Der Ideen-Entzünder
Eine wichtige Erfahrung waren die Reisen zur Willow Creek Community
Church nach Chicago. Wie bist du mit dieser Gemeinde erstmals in Berührung
gekommen?
Ulrich Eggers: Von Willow Creek und Bill Hybels zum ersten Mal erfahren habe
ich durch Ulrich Parzany und sein missionarisches Magazin 'Schritte'. Darin
berichtete jemand über Willow Creek als positives Beispiel evangelistischer
Gemeindearbeit. Dann kam Hybels erstmals zu einem Gemeindekongress 1993 nach
Nürnberg, bei dem ich allerdings nicht dabei war. Ich hörte mir hinterher die
Kassetten davon an und war sehr berührt, wie die Gemeinde aus einer
Jugendgruppe heraus aufgebaut worden war. Mich beeindruckte diese konsequente
Ausrichtung auf Kirchenferne und die damit verbundene Übersetzungsarbeit: Wenn
ich Menschen draussen erreichen will, muss ich mich von meinen Traditionswurzeln
befreien und ihre Sprache sprechen, für sie verständlich sein. Dann kam es zu
einem glücklichen Umstand, dass mich Wilfried Bohlen, der Leiter des Bereichs 'Heimatmission' in der baptistischen Zentrale in Bad Homburg, einlud, in den
Vorstand für einen nächsten deutschen Kongress mit Hybels zu kommen.
Dadurch lerntest du dann Willow Creek vor Ort in Chicago kennen?
Als Vorbereitung für den Kongress sind wir als kleines Team in die USA
geflogen. So etwas hatte ich bisher noch nirgendwo kennengelernt: Ich war
restlos fasziniert von der absichtsvollen Durchdachtheit der missionarischen Strategie.

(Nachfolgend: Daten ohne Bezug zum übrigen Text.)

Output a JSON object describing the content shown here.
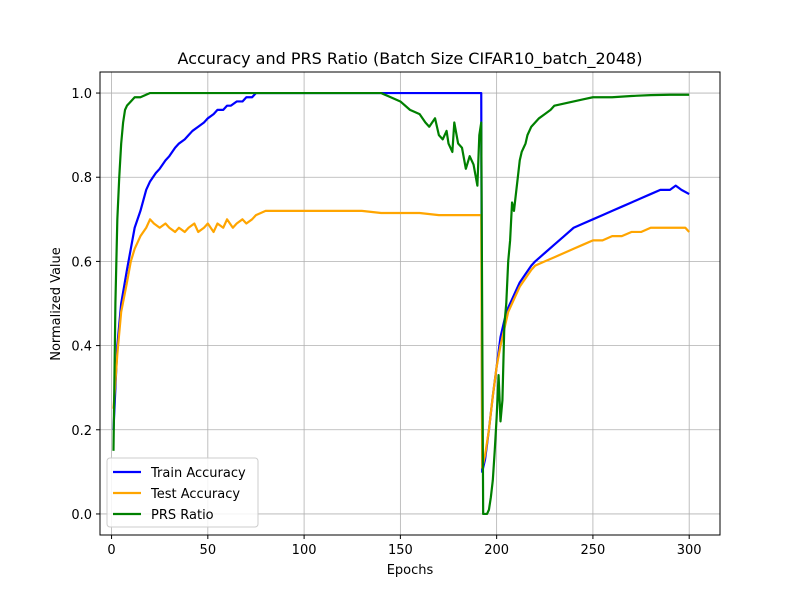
{
  "chart_data": {
    "type": "line",
    "title": "Accuracy and PRS Ratio (Batch Size CIFAR10_batch_2048)",
    "xlabel": "Epochs",
    "ylabel": "Normalized Value",
    "xlim": [
      -6,
      316
    ],
    "ylim": [
      -0.05,
      1.05
    ],
    "xticks": [
      0,
      50,
      100,
      150,
      200,
      250,
      300
    ],
    "yticks": [
      0.0,
      0.2,
      0.4,
      0.6,
      0.8,
      1.0
    ],
    "xtick_labels": [
      "0",
      "50",
      "100",
      "150",
      "200",
      "250",
      "300"
    ],
    "ytick_labels": [
      "0.0",
      "0.2",
      "0.4",
      "0.6",
      "0.8",
      "1.0"
    ],
    "grid": true,
    "legend_position": "lower-left",
    "series": [
      {
        "name": "Train Accuracy",
        "color": "#0000ff",
        "x": [
          1,
          3,
          5,
          8,
          10,
          12,
          15,
          18,
          20,
          23,
          25,
          28,
          30,
          33,
          35,
          38,
          40,
          42,
          45,
          48,
          50,
          53,
          55,
          58,
          60,
          62,
          65,
          68,
          70,
          73,
          75,
          80,
          90,
          100,
          120,
          150,
          170,
          185,
          192,
          192.5,
          194,
          196,
          198,
          200,
          202,
          204,
          206,
          208,
          210,
          212,
          215,
          218,
          220,
          225,
          230,
          235,
          240,
          245,
          250,
          255,
          260,
          265,
          270,
          275,
          280,
          285,
          290,
          293,
          296,
          300
        ],
        "y": [
          0.2,
          0.4,
          0.5,
          0.58,
          0.63,
          0.68,
          0.72,
          0.77,
          0.79,
          0.81,
          0.82,
          0.84,
          0.85,
          0.87,
          0.88,
          0.89,
          0.9,
          0.91,
          0.92,
          0.93,
          0.94,
          0.95,
          0.96,
          0.96,
          0.97,
          0.97,
          0.98,
          0.98,
          0.99,
          0.99,
          1.0,
          1.0,
          1.0,
          1.0,
          1.0,
          1.0,
          1.0,
          1.0,
          1.0,
          0.1,
          0.13,
          0.2,
          0.28,
          0.35,
          0.42,
          0.46,
          0.49,
          0.51,
          0.53,
          0.55,
          0.57,
          0.59,
          0.6,
          0.62,
          0.64,
          0.66,
          0.68,
          0.69,
          0.7,
          0.71,
          0.72,
          0.73,
          0.74,
          0.75,
          0.76,
          0.77,
          0.77,
          0.78,
          0.77,
          0.76
        ]
      },
      {
        "name": "Test Accuracy",
        "color": "#ffa500",
        "x": [
          1,
          3,
          5,
          8,
          10,
          12,
          15,
          18,
          20,
          22,
          25,
          28,
          30,
          33,
          35,
          38,
          40,
          43,
          45,
          48,
          50,
          53,
          55,
          58,
          60,
          63,
          65,
          68,
          70,
          73,
          75,
          80,
          90,
          100,
          110,
          120,
          130,
          140,
          150,
          160,
          170,
          180,
          190,
          192,
          192.5,
          194,
          196,
          198,
          200,
          202,
          204,
          206,
          208,
          210,
          212,
          215,
          218,
          220,
          225,
          230,
          235,
          240,
          245,
          250,
          255,
          260,
          265,
          270,
          275,
          280,
          285,
          290,
          295,
          298,
          300
        ],
        "y": [
          0.25,
          0.38,
          0.48,
          0.55,
          0.6,
          0.63,
          0.66,
          0.68,
          0.7,
          0.69,
          0.68,
          0.69,
          0.68,
          0.67,
          0.68,
          0.67,
          0.68,
          0.69,
          0.67,
          0.68,
          0.69,
          0.67,
          0.69,
          0.68,
          0.7,
          0.68,
          0.69,
          0.7,
          0.69,
          0.7,
          0.71,
          0.72,
          0.72,
          0.72,
          0.72,
          0.72,
          0.72,
          0.715,
          0.715,
          0.715,
          0.71,
          0.71,
          0.71,
          0.71,
          0.11,
          0.14,
          0.2,
          0.28,
          0.35,
          0.4,
          0.44,
          0.48,
          0.5,
          0.52,
          0.54,
          0.56,
          0.58,
          0.59,
          0.6,
          0.61,
          0.62,
          0.63,
          0.64,
          0.65,
          0.65,
          0.66,
          0.66,
          0.67,
          0.67,
          0.68,
          0.68,
          0.68,
          0.68,
          0.68,
          0.67
        ]
      },
      {
        "name": "PRS Ratio",
        "color": "#008000",
        "x": [
          1,
          2,
          3,
          4,
          5,
          6,
          7,
          8,
          10,
          12,
          15,
          20,
          30,
          40,
          50,
          75,
          100,
          140,
          145,
          150,
          155,
          160,
          163,
          165,
          168,
          170,
          172,
          174,
          175,
          177,
          178,
          180,
          182,
          184,
          186,
          188,
          190,
          191,
          192,
          193,
          194,
          195,
          196,
          197,
          198,
          199,
          200,
          201,
          202,
          203,
          204,
          205,
          206,
          207,
          208,
          209,
          210,
          211,
          212,
          213,
          214,
          215,
          216,
          218,
          220,
          222,
          225,
          228,
          230,
          235,
          240,
          245,
          250,
          260,
          270,
          280,
          290,
          300
        ],
        "y": [
          0.15,
          0.5,
          0.7,
          0.8,
          0.88,
          0.93,
          0.96,
          0.97,
          0.98,
          0.99,
          0.99,
          1.0,
          1.0,
          1.0,
          1.0,
          1.0,
          1.0,
          1.0,
          0.99,
          0.98,
          0.96,
          0.95,
          0.93,
          0.92,
          0.94,
          0.9,
          0.89,
          0.91,
          0.88,
          0.86,
          0.93,
          0.88,
          0.87,
          0.82,
          0.85,
          0.83,
          0.78,
          0.9,
          0.93,
          0.0,
          0.0,
          0.0,
          0.01,
          0.04,
          0.08,
          0.15,
          0.23,
          0.33,
          0.22,
          0.27,
          0.45,
          0.5,
          0.6,
          0.65,
          0.74,
          0.72,
          0.76,
          0.8,
          0.84,
          0.86,
          0.87,
          0.88,
          0.9,
          0.92,
          0.93,
          0.94,
          0.95,
          0.96,
          0.97,
          0.975,
          0.98,
          0.985,
          0.99,
          0.99,
          0.993,
          0.995,
          0.996,
          0.996
        ]
      }
    ]
  }
}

Dieses Motto: «Alles, was wir in der Gemeinde tun, ist unserem missionarischen
Paradigma unterworfen. Verlorene Menschen bedeuten Gott etwas. Kirche ist die
Hoffnung für die Welt. Wir sind die Organisation, die für Menschen die Hoffnung
von Jesus ausstrahlen kann.» Dies vor Ort verkörpert zu sehen, wo ja all das
blühte und lebte mit Kunst, Musik, Theater und starken diakonischen Elementen;
zu sehen, wie Gemeinde praktisch funktionieren kann mit den beiden Händen
Christi, die mir von der Lausanner-Bewegung her ja wichtig waren, hat mich
restlos begeistert. Ich kam nach Hause und habe mich mit grosser Überzeugung
eingesetzt, die Philosophie und Praxis dieser Gemeinde in Deutschland bekanntzumachen.
Darum ging es ja vor allem bei den ersten Kongressen.
Die Mehrheit der Leitenden und Gemeinden will wohl lieber etwas kopieren,
statt die biblische Philosophie dahinter zu verstehen und im eigenen Kontext
auf eigene Weise danach zu handeln.
Nachhaltige Entwicklung und Wachstum können aber nur so gelingen: Ich prüfe eine
Idee im Blick auf ihren Grundimpetus. Warum ist sie gut? Ich gehe zurück an die
Wurzel einer Form. Wenn die Wurzel gut ist, gewinnt das Projekt Formfreiheit,
denn es geht ja um die Wurzel und nicht um die Form! Und da gibt es das Missverständnis: Willow als magische Abkürzung.
Wir würden so gern eine Formel finden, um all dieses mühsame Säen und Ernten,
diesen langen, zähen Prozess von Beziehungsaufbau und Begleiten abzukürzen.
Aber Liebe ist nun mal einfach Arbeit und Entscheidung – es gibt keine
Abkürzung. Deswegen geht es an der Stelle um das eigene Herz – und um das der Gemeinde: Wollen wir
überhaupt missionarisch sein? Deswegen startet jeder Willow-Ansatz mit Gebet.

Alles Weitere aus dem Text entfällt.